The tour, initially slated for summer 2019, was canceled before it was even announced when Eddie Van Halen's health began to decline early that year. The legendary guitarist died of a stroke in October 2020 following a battle with cancer.

"But I was so excited," Isbell continued. "I was really over the moon about it because I went and saw them when I was a kid, when Sammy was fronting the band, and Mom would take me. We went to a couple of different shows. I think both of them were up here in Nashville at Starwood [Amphitheatre] back in the day, and I was probably 12, maybe 14."

"That was a huge part of my life. I had the car that I drove when I was a teenager – the white Beretta [a song off of Isbell's Weathervanes album], coincidentally – one of the speakers was out. The passenger side speaker was out, and I couldn't afford to have it fixed."

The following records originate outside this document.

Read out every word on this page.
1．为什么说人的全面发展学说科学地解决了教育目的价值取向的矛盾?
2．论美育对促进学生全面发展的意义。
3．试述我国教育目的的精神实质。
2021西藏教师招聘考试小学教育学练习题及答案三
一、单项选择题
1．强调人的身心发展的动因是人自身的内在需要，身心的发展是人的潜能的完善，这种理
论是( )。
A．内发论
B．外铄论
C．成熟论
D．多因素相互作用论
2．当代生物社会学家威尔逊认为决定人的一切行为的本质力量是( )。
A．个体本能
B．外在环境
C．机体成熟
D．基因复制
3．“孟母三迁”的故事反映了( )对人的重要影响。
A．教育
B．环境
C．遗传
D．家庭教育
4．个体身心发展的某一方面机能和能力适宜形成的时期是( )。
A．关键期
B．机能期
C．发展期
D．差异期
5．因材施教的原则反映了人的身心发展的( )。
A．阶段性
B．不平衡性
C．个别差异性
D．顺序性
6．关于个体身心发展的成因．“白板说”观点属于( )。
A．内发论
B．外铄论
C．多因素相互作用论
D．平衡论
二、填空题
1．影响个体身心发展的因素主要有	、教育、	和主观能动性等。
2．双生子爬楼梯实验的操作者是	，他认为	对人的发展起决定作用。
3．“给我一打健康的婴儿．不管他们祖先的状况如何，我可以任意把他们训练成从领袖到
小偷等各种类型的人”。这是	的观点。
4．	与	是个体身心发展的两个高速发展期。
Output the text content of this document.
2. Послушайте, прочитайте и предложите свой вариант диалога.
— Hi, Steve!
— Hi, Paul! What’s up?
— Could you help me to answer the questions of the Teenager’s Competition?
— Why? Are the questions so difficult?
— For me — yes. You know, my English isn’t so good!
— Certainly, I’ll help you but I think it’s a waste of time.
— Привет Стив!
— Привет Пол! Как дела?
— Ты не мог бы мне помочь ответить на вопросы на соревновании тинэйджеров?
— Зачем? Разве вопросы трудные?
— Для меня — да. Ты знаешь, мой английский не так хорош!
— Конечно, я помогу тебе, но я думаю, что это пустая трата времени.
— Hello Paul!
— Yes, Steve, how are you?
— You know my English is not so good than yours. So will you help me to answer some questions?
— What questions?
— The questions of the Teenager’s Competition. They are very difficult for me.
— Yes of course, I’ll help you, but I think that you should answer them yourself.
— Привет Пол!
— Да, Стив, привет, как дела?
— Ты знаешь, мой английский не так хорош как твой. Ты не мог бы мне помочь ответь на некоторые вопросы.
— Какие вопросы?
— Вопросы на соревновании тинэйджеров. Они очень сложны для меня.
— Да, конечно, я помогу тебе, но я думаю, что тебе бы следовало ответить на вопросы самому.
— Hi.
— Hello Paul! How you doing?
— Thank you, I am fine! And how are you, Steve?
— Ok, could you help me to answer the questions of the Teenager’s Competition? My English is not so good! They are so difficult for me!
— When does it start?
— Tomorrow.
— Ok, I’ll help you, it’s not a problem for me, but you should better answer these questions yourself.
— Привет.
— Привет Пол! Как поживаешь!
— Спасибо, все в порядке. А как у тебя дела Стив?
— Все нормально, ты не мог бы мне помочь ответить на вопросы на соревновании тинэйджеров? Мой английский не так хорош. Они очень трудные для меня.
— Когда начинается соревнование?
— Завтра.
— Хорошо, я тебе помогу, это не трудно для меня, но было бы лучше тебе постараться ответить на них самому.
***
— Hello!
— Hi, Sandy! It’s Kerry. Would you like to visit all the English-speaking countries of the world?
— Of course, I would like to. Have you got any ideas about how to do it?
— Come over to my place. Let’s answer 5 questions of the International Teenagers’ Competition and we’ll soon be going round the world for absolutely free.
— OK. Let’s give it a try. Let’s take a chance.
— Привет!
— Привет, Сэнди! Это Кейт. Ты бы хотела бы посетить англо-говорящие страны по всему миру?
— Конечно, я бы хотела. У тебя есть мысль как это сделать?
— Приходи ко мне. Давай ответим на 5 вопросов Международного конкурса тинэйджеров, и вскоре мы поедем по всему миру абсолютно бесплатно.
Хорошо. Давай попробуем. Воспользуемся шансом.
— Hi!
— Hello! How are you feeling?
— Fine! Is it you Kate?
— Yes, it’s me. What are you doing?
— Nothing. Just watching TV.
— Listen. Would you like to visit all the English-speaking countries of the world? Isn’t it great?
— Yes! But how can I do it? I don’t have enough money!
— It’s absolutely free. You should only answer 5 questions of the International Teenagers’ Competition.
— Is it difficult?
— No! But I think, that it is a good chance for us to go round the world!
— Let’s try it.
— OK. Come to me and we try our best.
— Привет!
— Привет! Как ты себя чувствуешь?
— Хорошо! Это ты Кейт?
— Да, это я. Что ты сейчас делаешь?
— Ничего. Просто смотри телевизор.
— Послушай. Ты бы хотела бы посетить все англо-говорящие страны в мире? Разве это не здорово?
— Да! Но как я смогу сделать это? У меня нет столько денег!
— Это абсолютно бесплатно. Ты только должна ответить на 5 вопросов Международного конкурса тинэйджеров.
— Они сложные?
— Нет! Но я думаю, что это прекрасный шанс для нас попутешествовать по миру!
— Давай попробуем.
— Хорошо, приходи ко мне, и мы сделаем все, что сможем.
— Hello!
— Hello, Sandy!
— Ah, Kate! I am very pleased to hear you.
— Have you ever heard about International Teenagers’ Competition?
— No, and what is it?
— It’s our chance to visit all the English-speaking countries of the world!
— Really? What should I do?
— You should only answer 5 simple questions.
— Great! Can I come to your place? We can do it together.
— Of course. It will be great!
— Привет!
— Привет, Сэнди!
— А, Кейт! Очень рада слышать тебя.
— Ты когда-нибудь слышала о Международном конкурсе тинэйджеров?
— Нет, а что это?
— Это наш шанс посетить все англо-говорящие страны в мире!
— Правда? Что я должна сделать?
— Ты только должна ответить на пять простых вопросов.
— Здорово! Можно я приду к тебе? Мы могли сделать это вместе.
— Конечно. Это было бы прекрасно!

"And the way they recorded those old Van Halen records, I had them on cassette, and the guitar was panned hard in stereo, so you would get Eddie's guitar on one side, and then the reverb from Eddie's guitar on the other side. It was so frustrating because all I could hear was the reverb from Eddie’s guitar when I listened in the car."

"But yeah, that was a huge moment for me to be invited to do that and we were extremely excited," Isbell concluded. "And it didn't happen, but yeah it would have been nice."